Au centre des évènements de Badalabougou, l'imam Mahmoud Dicko, qui prêche là et que ses fidèles disaient vouloir protéger d'une arrestation, avait lancé dimanche un appel au calme qui paraît avoir été au moins partiellement entendu.

- Condamnation vigoureuse -

La capitale, préservée en temps normal par les violences jihadistes et intercommunautaires qui endeuillent le nord et le centre du pays, a été la proie vendredi, samedi et une partie de dimanche de ses troubles civils les plus graves depuis des années.

La tension demeure, ainsi que la pression sur le président Ibrahim Boubacar Keïta, qui focalise la colère et dont la contestation réclame le départ.

L'escalade en cours alarme les alliés et les voisins du Mali, inquiets d'un élément déstabilisateur de plus dans un pays confronté au jihadisme et à une série de défis majeurs, dans une région elle-même tourmentée.

Dans un communiqué commun, les représentants de l'Union africaine, de la Communauté des Etats d'Afrique de l'Ouest (Cédéao), de l'ONU et de l'UE au Mali ont exprimé leur préoccupation et appelé à la retenue toutes les parties prenantes à la crise.

Ils ont condamné "avec vigueur" la violence, mais aussi, à l'adresse directe du pouvoir, le recours à la force létale par les forces de sécurité. Ils ont aussi demandé la libération des leaders de la contestation.

Une vingtaine d'opposants, dont plusieurs chefs de file du Mouvement dit du 5-Juin, ont été arrêtés depuis vendredi, a déclaré un de leurs avocats, Alifa Habib Koné.

Le Mouvement dit du 5-juin, coalition hétéroclite de leaders religieux, de personnalités du monde politique et de la société civile, s'est aggloméré autour de l'imam Dicko, éminente personnalité publique et bête noire du pouvoir.

- Exigences radicales -

Le Mouvement a fait descendre des milliers de Bamakois dans la rue à trois reprises depuis juin. Frustré de ne pas voir ses exigences satisfaites par le pouvoir, il est entré vendredi en "désobéissance civile". Les tensions qui se sont intensifiées depuis les législatives contestées de mars-avril ont alors dégénéré.

Le mouvement canalise une multitude de mécontentements dans l'un des pays les plus pauvres du monde: contre la dégradation sécuritaire et l'incapacité à y faire face, le marasme économique, la défaillance de l'Etat, ou le discrédit répandu d'institutions suspectes de corruption.

Le mouvement dit être pacifique et accuse le pouvoir des violences.

Ses exigences radicales placent le chef de l'Etat dans une situation très compliquée: dissolution du Parlement, démission des juges de la Cour constitutionnelle, formation d'un gouvernement dont il nommerait le Premier ministre et, au bout du compte, départ du président.

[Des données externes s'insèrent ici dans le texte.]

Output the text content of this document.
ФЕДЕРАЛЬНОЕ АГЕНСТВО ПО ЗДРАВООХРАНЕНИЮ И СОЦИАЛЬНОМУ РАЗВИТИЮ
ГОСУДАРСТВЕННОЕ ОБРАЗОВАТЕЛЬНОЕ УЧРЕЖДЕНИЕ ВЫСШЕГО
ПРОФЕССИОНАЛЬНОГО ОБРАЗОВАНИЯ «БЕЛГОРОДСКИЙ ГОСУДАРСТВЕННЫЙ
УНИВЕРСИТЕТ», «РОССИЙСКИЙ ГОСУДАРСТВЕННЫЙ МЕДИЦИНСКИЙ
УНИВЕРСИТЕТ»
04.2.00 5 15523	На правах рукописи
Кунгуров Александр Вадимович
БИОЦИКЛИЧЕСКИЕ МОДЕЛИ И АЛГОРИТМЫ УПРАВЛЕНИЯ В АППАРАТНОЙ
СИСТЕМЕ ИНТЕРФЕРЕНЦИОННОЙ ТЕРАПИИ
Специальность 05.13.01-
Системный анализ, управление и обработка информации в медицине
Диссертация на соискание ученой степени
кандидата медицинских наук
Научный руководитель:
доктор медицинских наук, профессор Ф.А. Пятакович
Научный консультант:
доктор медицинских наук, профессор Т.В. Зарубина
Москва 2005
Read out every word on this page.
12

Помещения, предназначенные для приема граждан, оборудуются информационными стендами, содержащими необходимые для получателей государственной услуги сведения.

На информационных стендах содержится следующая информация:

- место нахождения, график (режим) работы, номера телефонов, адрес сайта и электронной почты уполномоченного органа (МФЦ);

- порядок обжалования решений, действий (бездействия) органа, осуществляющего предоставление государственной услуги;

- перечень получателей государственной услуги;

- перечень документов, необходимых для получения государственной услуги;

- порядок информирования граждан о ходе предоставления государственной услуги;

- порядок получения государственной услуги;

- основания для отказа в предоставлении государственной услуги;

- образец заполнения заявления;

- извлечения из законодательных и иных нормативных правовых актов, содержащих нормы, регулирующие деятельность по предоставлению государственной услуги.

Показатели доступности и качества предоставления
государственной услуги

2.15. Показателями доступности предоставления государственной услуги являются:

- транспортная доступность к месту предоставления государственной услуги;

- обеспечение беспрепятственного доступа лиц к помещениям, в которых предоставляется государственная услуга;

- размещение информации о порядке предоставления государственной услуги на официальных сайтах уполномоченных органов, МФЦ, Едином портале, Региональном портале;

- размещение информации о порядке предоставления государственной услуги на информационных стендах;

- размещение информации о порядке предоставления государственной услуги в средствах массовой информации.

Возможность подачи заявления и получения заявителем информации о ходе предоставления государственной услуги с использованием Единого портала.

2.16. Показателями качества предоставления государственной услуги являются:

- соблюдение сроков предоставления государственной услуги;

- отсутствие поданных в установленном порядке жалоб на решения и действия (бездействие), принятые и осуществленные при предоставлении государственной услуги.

M. Keïta, 75 ans, président depuis 2013 réélu en 2018, a proposé un gouvernement d'union nationale. Il a annoncé la dissolution de la Cour constitutionnelle. Il a ouvert la voie à des législatives partielles là où la Cour a invalidé les résultats des élections de mars-avril.

La décision de la Cour constitutionnelle passe pour un élément déclencheur de la crise.

Aucune des ouvertures de M. Keïta n'a jusqu'alors fait retomber la fièvre, au contraire. Ce qui reste du Mouvement du 5-Juin maintient ses revendications. A l'exception de l'imam Dicko, un certain nombre de ses chefs non arrêtés semblent se tenir à l'abri.